Despite Veto Threat, House Passes Mortgage Rescue Bill
GOP Calls Bill Bailout for Irresponsible Borrowers
Thursday, May 8, 2008; 6:18 PM
The House today approved an ambitious plan to rescue hundreds of thousands of homeowners at risk of foreclosure by helping them trade exotic loans with rapidly rising monthly payments for more affordable mortgages backed by the federal government.
Despite a White House veto threat, 39 Republicans joined Democrats in supporting the proposal, the centerpiece of a broader housing bill that represents Washington's most aggressive response to the nation's housing crisis. The measure aims to unfreeze mortgage markets by expanding the reach of the Federal Housing Administration and strengthening mortgage giants Fannie Mae and Freddie Mac. It also would create a $7,500 tax credit for first-time homebuyers that aims to boost sales and slow plummeting home prices.
Republican House leaders blasted the bill as a bailout for speculators and irresponsible borrowers. But the measure gained strong support from rank and file Republican lawmakers. And even the White House left the door open to further negotiation.
"People are in a world of hurt. My sense is there's maneuvering room," said Rep. Fred Upton (R-Mich.). "There's still a chance they'll get a bill the president can sign, knowing that a lot of the country needs help."
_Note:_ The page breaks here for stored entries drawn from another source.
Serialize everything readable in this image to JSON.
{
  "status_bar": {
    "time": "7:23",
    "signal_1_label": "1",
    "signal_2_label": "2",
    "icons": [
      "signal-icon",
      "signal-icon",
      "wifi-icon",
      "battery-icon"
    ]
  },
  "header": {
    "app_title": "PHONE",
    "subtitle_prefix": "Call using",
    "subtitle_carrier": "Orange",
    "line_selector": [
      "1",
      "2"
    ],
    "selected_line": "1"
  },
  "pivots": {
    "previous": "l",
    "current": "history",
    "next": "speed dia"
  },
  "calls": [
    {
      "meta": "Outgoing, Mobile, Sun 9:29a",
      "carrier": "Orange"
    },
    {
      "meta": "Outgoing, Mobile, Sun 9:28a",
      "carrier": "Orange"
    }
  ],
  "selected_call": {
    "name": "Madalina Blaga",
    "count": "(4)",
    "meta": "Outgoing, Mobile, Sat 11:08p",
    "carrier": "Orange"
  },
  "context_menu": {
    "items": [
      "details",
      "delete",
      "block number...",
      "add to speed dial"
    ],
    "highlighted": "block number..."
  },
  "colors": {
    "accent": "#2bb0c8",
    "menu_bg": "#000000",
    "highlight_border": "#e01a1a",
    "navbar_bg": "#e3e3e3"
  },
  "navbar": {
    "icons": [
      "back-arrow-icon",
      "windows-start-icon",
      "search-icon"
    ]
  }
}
President Bush vowed yesterday to veto the Democratic plan, charging that the measure would "reward speculators and lenders" while doing little to ease the nation's mortgage crisis.
The president's declaration surprised House Democrats. The chief author of the rescue plan, House Financial Services Committee Chairman Barney Frank (D-Mass.), has already made substantial changes to accommodate the administration's concerns.
Frank yesterday said a variety of administration officials and Federal Reserve Chairman Ben S. Bernanke have spoken favorably of the measure. Either "this is an internal debate going on" within the administration, Frank said, or the White House has decided "that the Republicans are in such bad shape that the only way to avert disaster in November is to tear down the Democrats, not let the Congress get credit for anything constructive."
Senate Banking Committee Chairman Christopher J. Dodd (D-Conn.) is working on a similar proposal with the senior Republican on his committee, Sen. Richard C. Shelby (R-Ala.), and plans to hold a drafting session Tuesday. Dodd said he was "terribly disappointed" by the veto threat.
At issue is a plan to help homeowners who are having trouble making mortgage payments but cannot sell or refinance because they owe their banks more than their homes are worth. As many as 10 million borrowers now have negative equity in their homes, and more could join them if home prices continue to fall. Such borrowers are at especially high risk of foreclosure, analysts said.
The Bush administration has taken steps to aid such borrowers, urging banks to forgive a portion of their loans and permitting the Federal Housing Administration to help them refinance into more affordable, government-backed loans. But those efforts have produced limited results.
Under Frank's proposal, the FHA would step more aggressively into the fray, offering to insure mortgages for even the least creditworthy borrowers if their banks will forgive a portion of the debt and help them stay in their homes. The bill could help as many as 500,000 homeowners, according to the Congressional Budget Office, enough to stabilize the housing market, Democrats hope.
The Bush administration has alternately criticized the plan and offered encouragement. Last week, for example, after Frank told reporters he had heard that the White House had issued a veto threat, Treasury officials quickly called to reassure him. That same day, Treasury Secretary Henry M. Paulson Jr. told the Reuters news agency that the administration is "behind the objectives" in Frank's bill, adding "we have not issued a veto threat."
That changed late Tuesday, when the White House issued a formal statement threatening to veto Frank's bill. The measure "would force FHA and taxpayers to take on excessive risk and jeopardize FHA's financial solvency," the statement said.
The statement said more than a third of borrowers assisted under the program would be likely to default on their loans, according to CBO estimates, forcing the FHA to pay off their mortgages and take possession of their homes. "The $1.7 billion price tag would be passed on to taxpayers who are not participating in this new FHA program," the statement said. "This attempt to shift costs to taxpayers constitutes a bailout."